No, I was told by my amiable consultant as I sat in his room in early January, there was nothing I could personally do for my heart other than take the prescribed statins, the beta-blockers, the daily aspirin, and fix an appointment for an angiogram.  But in the weeks before the planned procedure - when a catheter would be inserted through the femoral artery then fed up to the heart, allowing the release of dye to show any narrowings or blockages - I felt I owed this vital organ the courtesy of paying it closer attention, and gleaning what metaphors it might conceal.

And so I tuned into my heart’s rhythm.  I posed questions of it, and hushed my chatter in order to listen for answers.   

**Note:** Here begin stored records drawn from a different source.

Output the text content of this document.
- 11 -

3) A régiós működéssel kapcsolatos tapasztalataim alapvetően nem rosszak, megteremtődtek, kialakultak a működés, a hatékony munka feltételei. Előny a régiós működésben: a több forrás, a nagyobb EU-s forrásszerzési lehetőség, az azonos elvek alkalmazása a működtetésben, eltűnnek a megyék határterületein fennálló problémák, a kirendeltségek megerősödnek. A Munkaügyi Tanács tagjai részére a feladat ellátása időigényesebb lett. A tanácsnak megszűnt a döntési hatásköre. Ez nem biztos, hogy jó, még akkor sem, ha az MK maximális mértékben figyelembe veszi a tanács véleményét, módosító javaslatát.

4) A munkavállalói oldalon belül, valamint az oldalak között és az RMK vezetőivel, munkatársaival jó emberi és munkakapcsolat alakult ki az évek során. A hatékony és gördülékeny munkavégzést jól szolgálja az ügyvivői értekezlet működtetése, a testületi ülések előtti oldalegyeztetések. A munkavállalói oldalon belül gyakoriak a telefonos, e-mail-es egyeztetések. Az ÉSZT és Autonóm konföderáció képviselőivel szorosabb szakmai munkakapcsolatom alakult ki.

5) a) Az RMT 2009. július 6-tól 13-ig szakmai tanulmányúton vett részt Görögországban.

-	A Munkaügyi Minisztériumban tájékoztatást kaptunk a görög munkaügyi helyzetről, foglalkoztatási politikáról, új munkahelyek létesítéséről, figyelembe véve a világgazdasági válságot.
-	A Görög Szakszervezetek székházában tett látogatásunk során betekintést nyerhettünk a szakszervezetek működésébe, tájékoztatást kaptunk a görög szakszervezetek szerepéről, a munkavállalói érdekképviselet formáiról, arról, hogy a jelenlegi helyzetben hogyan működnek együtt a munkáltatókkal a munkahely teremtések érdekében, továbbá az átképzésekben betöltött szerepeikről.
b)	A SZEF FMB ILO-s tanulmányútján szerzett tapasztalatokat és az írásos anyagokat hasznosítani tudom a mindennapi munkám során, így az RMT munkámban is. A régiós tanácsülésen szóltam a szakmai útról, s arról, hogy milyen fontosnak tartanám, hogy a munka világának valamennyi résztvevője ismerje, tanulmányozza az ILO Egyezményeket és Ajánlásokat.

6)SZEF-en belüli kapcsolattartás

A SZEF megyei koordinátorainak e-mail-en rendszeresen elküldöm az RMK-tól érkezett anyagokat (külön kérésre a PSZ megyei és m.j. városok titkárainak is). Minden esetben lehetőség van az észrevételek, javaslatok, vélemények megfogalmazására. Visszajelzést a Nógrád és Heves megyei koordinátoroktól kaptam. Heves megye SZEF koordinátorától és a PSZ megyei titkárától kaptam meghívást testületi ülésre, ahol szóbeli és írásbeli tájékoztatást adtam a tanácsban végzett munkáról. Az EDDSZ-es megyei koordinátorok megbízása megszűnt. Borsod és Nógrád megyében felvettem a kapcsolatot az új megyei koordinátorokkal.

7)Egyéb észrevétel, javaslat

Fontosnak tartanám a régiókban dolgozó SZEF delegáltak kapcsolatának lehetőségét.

I went to the Alpujarras mountains in Spain for a week in February to drink in pure light and spring air.

I visited a skilled and gentle healer in whose presence my heart quietened.  

I reflected on what might represent the opposite of fear, and then endeavoured to dream this antidote into all of my cells.

I wrote songs that had been brewing for years.

I sketched pictures of hearts in healing shades of blue.   

I scribbled words in notebooks.   I considered how any heart bunged with memory and emotion might come to sag, misshapen as a Christmas stocking.  

I acknowledged how the twin agents of sorrow and guilt could not so much whistle through a heart as leave gluey thumbprints all over chambers no longer  pristine and correct, where the  femme de ménage in this case, me – may not have exercised her duty to the full. 

And finally, mentally prepared for the possibility of the insertion of a cardiac stent, I showed up a couple of weeks ago at my local hospital to submit to the medically advanced probing and inking of my heart.  

On the huge screen beside me, the lightning strikes of my coronary arteries revealed themselves -  jagged, beautiful, breathtakingly visible.  'They all look fine,' said my consultant.  

So, am I out of the woods?  We are none of us ever out of the woods.  Am I fit?  My programme of fitness commences.  Is my heart all right?  I hope so – now that I have heard it, paid it homage, dipped buckets in its well, and seen the breathing imprint of its internal rivers.